Typecasting is also an interesting phenomenon. Marketing wise, it's genius. If people like what they see in one film, they are likely to associate the star with a certain character or character type and are thus more likely to see said star in a similar role in the future. Women have almost always been portrayed as vulnerable (Dyer writes that Hitchcock claimed he looked for some degree of vulnerability in his female leads) in comparison to their male counterparts. Even today, it is true. In most superhero movies, the male superhero has a female love interest who inevitably falls under distress and needs his rescue to survive. Women are portrayed as needing men to survive.

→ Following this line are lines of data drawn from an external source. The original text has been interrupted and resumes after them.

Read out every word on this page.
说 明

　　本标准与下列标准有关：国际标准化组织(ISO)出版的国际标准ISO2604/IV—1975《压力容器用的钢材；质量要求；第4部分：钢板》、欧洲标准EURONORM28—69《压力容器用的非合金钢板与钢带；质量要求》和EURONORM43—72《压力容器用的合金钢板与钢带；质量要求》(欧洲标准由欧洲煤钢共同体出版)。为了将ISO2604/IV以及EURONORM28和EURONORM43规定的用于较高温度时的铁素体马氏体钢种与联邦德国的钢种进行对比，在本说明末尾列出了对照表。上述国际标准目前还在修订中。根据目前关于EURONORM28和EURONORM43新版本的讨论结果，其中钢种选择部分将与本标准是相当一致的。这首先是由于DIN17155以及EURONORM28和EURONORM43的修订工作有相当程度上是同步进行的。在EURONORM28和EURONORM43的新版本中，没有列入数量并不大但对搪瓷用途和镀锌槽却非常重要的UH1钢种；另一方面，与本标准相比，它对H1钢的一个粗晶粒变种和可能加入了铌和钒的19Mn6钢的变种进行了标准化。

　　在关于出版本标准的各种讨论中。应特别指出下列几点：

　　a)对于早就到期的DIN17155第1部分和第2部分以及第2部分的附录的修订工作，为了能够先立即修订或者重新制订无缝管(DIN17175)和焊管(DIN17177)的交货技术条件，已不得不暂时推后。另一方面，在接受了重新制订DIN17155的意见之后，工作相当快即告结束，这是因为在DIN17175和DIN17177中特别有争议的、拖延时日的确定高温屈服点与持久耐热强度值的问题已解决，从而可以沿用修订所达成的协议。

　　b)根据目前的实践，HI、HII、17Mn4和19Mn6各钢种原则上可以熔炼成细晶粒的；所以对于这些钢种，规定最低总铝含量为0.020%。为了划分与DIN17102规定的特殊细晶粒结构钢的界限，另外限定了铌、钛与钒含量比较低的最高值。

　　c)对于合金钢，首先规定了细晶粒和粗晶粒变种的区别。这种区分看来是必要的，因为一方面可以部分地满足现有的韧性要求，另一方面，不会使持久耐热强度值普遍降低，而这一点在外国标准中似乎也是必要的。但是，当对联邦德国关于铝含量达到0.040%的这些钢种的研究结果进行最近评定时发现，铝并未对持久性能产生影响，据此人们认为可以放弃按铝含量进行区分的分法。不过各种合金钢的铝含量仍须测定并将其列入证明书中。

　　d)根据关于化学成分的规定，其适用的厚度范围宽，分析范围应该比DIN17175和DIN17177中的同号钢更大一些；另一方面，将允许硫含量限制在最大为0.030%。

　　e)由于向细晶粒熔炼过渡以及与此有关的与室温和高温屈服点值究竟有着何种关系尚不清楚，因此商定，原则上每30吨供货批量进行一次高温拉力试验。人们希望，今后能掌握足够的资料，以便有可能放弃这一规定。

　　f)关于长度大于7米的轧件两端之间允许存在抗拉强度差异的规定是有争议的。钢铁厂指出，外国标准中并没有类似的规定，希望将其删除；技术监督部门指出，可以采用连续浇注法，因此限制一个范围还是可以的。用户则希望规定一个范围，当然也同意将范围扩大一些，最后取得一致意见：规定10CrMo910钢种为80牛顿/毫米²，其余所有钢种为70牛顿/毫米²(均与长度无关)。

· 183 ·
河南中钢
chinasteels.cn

Furthermore, in a in-depth discussion of sexual intercourse, Dyer notes that while men are sexualized often on their own, women are portrayed as physically needing a man in order to achieve vaginal orgasm. I thought this was one of the most interesting ideas in the reading: perhaps biologically, women are taught to need men. With a sex-heavy media, will this culture ever change? We can call our society progressive, but it's difficult to dispute facts that are (supposedly) rooted in both biology and culture. I certainly believe in feminism and female independence, but it's difficult to overlook and override this systemic patriarchy that isn't just ruled by media executives, actresses, actors, and consumers, but also subconscious biologic and historic values.